![]()
Midway Airport: The First Seventy-Five Years |
by Christopher Lynch Lake Claremont Press |
President Bush’s visit to O’Hare International Airport on September 27 was an appropriate and welcome gesture in the wake of the September 11 attack on the World Trade Centers and the Pentagon. Bush flew to Chicago to reassure Americans that it is safe to fly. Incidently, the President is not the first national figure to fly to Chicago to try boost the confidence of a jittery public wary of commercial aviation.
In 1931, Notre Dame football coach Knute Rockne, a mammoth national figure in an era before celebrity hype became an industry, was hired by one of the Hollywood studios as a consultant on a football film. Rockne was to travel to California aboard a Fokker Trimotor. Over Kansas his plane crashed, killing all aboard.
The nation was shocked by this high profile crash, and a majority of the few people that did fly commercially in that era immediately stopped doing so.

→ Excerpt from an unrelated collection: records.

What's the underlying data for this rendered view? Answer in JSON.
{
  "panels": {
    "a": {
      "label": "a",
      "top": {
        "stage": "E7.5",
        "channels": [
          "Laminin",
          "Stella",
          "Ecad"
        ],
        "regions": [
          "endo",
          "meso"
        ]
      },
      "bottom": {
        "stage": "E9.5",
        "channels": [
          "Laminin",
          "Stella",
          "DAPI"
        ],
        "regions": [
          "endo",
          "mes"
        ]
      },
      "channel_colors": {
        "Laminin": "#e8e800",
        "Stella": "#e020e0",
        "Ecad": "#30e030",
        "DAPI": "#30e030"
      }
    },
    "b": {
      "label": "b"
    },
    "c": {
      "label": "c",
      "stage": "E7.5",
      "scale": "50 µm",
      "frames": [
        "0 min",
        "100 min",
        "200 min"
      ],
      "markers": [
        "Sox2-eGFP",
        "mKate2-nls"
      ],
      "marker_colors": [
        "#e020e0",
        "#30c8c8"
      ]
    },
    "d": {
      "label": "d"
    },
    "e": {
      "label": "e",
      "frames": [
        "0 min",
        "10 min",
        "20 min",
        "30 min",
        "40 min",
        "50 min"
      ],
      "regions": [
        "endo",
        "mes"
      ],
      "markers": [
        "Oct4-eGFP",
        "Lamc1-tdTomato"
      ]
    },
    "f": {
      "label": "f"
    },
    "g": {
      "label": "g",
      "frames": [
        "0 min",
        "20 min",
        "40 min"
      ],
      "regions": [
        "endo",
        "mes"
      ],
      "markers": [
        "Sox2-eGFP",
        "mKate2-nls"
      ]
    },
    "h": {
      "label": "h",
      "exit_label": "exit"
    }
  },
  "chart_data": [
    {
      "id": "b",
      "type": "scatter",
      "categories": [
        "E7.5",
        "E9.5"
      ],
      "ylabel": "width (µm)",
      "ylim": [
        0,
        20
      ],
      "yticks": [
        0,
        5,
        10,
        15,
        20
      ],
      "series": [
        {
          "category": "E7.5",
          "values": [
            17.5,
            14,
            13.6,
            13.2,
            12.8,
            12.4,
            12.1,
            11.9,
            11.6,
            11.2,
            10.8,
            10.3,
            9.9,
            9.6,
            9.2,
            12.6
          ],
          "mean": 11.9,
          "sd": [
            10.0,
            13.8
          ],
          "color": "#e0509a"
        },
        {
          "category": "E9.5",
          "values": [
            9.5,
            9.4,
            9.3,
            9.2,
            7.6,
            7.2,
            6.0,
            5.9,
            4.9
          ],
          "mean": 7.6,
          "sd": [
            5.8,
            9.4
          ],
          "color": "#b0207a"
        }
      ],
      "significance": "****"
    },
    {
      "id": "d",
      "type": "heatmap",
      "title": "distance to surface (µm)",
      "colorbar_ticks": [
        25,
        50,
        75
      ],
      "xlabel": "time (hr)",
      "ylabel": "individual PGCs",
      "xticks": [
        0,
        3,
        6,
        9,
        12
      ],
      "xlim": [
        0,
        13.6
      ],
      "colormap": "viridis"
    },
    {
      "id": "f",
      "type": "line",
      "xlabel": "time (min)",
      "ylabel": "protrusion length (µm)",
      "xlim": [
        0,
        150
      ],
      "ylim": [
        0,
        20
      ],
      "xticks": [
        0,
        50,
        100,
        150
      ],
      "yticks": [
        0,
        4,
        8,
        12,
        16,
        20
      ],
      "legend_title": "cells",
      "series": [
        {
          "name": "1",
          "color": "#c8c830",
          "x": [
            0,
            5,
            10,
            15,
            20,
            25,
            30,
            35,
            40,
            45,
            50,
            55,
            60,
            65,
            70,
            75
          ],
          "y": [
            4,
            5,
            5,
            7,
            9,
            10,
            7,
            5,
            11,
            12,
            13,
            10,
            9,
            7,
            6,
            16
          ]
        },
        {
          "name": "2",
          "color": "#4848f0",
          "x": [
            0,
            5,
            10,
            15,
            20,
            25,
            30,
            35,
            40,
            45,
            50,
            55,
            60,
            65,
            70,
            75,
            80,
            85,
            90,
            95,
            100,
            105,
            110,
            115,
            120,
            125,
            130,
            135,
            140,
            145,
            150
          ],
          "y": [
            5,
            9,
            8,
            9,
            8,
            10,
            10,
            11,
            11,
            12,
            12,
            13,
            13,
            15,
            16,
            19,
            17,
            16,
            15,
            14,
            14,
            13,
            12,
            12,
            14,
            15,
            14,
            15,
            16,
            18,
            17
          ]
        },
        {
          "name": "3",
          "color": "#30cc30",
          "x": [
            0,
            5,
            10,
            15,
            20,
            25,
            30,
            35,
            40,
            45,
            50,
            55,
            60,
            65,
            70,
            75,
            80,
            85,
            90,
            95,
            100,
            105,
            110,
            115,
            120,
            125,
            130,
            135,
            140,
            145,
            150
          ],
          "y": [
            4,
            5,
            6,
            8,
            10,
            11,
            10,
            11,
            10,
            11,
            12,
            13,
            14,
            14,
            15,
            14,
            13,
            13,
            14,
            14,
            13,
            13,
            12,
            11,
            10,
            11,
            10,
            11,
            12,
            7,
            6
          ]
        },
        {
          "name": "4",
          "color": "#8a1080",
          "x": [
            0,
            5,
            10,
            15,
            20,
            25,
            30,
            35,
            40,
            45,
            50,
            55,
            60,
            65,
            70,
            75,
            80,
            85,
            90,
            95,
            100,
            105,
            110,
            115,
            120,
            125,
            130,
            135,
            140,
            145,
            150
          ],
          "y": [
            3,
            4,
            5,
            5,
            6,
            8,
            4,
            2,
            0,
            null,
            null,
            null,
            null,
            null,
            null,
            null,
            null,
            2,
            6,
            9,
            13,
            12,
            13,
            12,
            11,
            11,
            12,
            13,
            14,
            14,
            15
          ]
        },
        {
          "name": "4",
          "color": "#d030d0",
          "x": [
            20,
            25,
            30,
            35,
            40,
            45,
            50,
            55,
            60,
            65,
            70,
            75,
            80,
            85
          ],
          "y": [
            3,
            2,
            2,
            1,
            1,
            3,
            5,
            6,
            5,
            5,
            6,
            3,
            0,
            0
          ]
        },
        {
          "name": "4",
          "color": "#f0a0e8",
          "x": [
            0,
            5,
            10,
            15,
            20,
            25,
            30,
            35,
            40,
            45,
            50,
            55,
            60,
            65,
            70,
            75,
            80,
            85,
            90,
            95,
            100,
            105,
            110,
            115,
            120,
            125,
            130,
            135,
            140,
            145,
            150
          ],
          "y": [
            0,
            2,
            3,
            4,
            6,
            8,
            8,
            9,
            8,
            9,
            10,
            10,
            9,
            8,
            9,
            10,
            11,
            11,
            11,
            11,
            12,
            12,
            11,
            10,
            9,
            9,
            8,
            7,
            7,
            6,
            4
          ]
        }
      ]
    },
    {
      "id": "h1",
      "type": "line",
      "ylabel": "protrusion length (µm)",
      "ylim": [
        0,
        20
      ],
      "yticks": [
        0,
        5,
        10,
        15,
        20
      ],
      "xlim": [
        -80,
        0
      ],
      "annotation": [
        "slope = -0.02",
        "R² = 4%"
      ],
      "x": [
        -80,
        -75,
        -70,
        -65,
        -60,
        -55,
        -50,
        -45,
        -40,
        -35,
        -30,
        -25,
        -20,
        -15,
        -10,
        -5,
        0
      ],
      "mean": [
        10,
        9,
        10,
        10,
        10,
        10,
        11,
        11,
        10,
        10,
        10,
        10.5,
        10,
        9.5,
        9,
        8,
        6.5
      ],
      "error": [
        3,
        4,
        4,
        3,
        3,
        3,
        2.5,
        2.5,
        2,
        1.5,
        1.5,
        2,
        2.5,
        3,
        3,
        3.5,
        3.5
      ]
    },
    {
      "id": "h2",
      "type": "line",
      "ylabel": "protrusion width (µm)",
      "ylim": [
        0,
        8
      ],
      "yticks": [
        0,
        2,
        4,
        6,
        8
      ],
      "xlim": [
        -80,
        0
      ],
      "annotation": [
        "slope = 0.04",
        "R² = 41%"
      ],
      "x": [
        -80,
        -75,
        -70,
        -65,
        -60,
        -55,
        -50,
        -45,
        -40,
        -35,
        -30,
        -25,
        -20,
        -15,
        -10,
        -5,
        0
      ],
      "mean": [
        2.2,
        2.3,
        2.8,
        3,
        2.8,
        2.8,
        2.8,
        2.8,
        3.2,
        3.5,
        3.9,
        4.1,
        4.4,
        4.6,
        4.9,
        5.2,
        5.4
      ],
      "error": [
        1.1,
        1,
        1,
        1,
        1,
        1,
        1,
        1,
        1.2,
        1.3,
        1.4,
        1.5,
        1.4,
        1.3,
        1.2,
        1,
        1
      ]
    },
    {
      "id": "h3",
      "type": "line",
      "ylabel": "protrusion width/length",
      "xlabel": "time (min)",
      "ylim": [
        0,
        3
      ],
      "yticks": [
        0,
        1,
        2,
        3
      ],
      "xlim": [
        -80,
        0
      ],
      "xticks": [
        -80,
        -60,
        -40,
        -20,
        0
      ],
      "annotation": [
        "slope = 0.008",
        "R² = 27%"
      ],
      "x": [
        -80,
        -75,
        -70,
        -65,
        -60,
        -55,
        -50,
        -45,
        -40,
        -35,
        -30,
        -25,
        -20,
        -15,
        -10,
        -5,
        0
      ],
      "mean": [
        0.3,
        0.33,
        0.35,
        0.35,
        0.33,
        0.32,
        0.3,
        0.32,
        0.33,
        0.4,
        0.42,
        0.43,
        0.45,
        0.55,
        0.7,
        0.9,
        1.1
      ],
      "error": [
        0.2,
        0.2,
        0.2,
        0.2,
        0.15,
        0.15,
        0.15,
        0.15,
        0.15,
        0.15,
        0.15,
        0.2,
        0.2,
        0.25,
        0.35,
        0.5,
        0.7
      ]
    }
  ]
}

The airlines then, as in the present aftermath of the September 11 calamity, were in crisis.
It would be the Governor of New York, Franklin D. Roosevelt, who would be the key to the airlines trying to convince a skiddish public to take to the skies again.
In 1932, a representative of American Airlines approached Governor Roosevelt, offering the use of a Ford Trimotor aircraft if Roosevelt needed it to travel to Chicago. Roosevelt, knowing the power of such a dramatic gesture, agreed, and when nominated that year, flew to Chicago to personally accept the Democratic nomination for President. His flight, which was done in hops from Albany, concluded at Chicago Municipal (later renamed Midway Airport), where he was met by thousands of supporters. In one dramatic gesture, FDR shattered one tradition, and bolstered an industry. He accepted his nomination in person, an act never before done by a presidential candidate, and more importantly to the airlines, demonstrated that flying was safe. Shortly thereafter, FDR was elected president, and the airlines bounced back.
Sixty-Nine years later, in the wake of the World Trade Center disaster, President Bush flew to Chicago and was met by thousands of cheering people, while the podium was flanked by two United and American Airlines jets. For America’s sake, let us hope that President Bush’s visit lifted the confidence of present commercial air travelers, as FDR’s flight did for a nation weary of economic Depression and frightened to fly. But Roosevelt, the “First Flyer” , demonstrated, in deed and in words, that in the skies Americans had nothing to fear, but fear itself.